Parenteral, enteral or infusion therapy in the home shall only be approved if the following conditions are present:

(a) Parenteral therapy shall be considered medically necessary only for a patient with severe pathology of the alimentary tract which does not allow absorption of sufficient nutrients to maintain weight and strength commensurate with the patient's general condition.
(b) Enteral therapy shall be considered medically necessary only for a patient with a functioning gastrointestinal tract who due to pathology or non-function of the structures that normally permit food to reach the digestive tract cannot maintain weight and strength commensurate with his or her general condition.

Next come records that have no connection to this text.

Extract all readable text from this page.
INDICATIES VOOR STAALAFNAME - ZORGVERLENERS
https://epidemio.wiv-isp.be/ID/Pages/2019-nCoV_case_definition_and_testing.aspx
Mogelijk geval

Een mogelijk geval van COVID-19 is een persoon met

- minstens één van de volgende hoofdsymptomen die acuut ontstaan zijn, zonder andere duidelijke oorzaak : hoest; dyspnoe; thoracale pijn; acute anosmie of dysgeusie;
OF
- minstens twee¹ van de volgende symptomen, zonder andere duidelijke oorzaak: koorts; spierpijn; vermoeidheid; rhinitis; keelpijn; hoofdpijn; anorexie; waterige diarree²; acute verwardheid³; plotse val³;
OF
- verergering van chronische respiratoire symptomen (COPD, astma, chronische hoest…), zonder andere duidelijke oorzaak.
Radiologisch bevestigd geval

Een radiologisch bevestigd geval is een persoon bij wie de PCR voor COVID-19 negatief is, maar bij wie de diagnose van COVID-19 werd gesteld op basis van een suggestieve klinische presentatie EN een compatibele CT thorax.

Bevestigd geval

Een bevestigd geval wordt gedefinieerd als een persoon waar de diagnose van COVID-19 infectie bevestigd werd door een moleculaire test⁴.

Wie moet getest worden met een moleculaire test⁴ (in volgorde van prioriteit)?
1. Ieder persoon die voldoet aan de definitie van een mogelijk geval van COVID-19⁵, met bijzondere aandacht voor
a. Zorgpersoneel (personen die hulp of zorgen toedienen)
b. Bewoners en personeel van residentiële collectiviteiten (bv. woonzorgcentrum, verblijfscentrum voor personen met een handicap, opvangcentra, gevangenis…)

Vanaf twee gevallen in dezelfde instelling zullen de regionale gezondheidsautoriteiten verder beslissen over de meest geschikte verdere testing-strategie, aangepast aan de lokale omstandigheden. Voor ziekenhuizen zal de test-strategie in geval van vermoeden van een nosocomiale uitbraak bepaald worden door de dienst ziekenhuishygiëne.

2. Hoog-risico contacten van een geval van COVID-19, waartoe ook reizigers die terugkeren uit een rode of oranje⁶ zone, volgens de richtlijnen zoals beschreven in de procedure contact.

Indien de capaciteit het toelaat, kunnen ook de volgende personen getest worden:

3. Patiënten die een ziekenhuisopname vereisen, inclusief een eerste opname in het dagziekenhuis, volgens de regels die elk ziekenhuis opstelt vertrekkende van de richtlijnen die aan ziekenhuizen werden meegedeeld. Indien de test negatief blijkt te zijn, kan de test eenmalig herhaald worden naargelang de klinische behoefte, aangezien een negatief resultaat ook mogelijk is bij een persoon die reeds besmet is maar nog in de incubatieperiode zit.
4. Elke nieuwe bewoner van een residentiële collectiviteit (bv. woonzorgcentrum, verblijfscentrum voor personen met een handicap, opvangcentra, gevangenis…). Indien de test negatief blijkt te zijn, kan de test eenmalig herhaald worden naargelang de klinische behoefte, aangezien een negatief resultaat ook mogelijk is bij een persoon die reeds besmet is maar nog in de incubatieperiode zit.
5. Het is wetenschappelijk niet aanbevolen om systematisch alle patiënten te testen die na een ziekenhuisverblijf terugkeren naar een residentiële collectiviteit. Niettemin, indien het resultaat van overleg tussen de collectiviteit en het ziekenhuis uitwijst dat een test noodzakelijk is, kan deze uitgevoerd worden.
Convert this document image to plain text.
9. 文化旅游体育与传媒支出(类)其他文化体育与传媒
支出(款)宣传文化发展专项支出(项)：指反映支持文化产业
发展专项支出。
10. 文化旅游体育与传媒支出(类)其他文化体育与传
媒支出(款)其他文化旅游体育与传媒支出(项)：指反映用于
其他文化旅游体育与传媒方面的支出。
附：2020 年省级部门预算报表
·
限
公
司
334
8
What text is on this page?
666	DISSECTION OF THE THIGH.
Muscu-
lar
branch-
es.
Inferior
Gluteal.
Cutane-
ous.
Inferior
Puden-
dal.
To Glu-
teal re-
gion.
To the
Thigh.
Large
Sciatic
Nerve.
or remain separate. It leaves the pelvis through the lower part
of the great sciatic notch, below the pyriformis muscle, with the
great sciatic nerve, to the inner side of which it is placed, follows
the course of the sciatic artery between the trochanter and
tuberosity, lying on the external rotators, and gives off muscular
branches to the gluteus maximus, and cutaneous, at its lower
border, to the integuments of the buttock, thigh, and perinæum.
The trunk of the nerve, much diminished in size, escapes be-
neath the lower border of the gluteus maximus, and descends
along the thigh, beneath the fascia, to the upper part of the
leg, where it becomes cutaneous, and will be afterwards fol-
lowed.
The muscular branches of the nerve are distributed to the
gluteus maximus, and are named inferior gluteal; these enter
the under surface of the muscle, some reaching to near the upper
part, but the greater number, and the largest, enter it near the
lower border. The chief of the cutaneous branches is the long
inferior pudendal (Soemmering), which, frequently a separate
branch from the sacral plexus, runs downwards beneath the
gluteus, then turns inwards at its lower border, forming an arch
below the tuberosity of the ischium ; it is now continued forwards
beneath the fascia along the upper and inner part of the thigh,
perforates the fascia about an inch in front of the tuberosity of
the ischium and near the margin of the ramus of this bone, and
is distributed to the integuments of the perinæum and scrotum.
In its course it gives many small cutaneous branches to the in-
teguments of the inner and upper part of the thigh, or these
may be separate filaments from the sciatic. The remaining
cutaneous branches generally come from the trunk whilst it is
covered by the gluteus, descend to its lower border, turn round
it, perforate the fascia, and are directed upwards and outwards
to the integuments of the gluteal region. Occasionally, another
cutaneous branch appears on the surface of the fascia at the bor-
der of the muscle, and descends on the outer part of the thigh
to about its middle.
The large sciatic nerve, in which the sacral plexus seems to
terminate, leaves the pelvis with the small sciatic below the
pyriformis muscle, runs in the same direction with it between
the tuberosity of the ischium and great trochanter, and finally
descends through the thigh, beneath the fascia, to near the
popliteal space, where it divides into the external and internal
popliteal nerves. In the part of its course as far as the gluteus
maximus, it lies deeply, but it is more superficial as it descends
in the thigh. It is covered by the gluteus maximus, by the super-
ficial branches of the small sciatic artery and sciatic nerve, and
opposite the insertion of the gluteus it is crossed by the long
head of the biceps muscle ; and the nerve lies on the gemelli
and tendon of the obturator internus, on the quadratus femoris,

Enteral therapy may be given by nasogastric, jejunostomy, or gastrostomy tubes; and
(c) Infusion therapy shall be considered medically necessary only for a patient that without the administration of infusible pharmaceuticals in a residential setting, would require the patient to remain in or be admitted to a hospital.
906.3

Prior authorization and reporting requirements shall be as follows:

(a) Providers of parenteral, enteral or infusion therapy shall obtain prior authorization from the Medical Assistance Administration (MAA) before treatment is begun;
(b) To obtain prior authorization, the home health agency shall submit a written plan of treatment that has been prescribed by a physician for each patient;
(c) The home health agency shall include the name and address of the supplier(s) providing the materials, drugs and equipment;
(d) The home health agency shall send monthly reports that detail the status of patients receiving parenteral, enteral or infusion therapy and any revisions in the plan of treatment to the MAA;
(e) Verification of supplies and/or drugs utilized shall also be included in the monthly reports; and
(f) If the therapy period was less than one month, the home health agency shall send written reports, detailing drug and supply utilization, to MAA for those patients receiving the parenteral, enteral or infusion therapy at the completion of therapy.
906.4

MAA shall reimburse for professional services in accordance with the current Medicaid rates of reimbursement for home health visits.

906.5

Reimbursement for drugs and supplies shall not exceed the area prevailing charges and shall be made as follows:

(a) The home health agency shall submit invoices for medical supplies and drugs directly to MAA;
(b) MAA shall determine the appropriate amount to be paid and reimburse the home health agency; and
(c) Unless the medical record establishes that the recipient due to his or her physical or mental state is unable to safely or effectively mix solution and there is no family member or other person who can do so, generally payment shall not be made for pre-mixed solutions.
906.6

Unless prior authorized by MAA, reimbursement to a pharmacy or provider of durable medical equipment for drugs or equipment shall be subject to the following terms and conditions:

(a) Upon notification of the closure of the home health agency providing services to the recipient until a new home health agency has been selected by the recipient for a period not to exceed ninety (90) days; or
(b) If a recipient's physician and home health agency have determined that the professional services associated with enteral feeding by j tube, g tube and ng tube is no longer required and that the caregiver has met the training criteria for enteral feeding.

D.C. Mun. Regs. tit. 29, r. 29-906

Final Rulemaking published at 48 DCR 8192 (August 31, 2001)
AUTHORITY: The authority for this section is D.C. Code, 2001 Ed. § 1-307.02; Reorganization Plan No. 4 of 1996, 3 D.C. Code, 2001 Ed. at 413; and Mayor's Order 97-42 (February 18, 1997).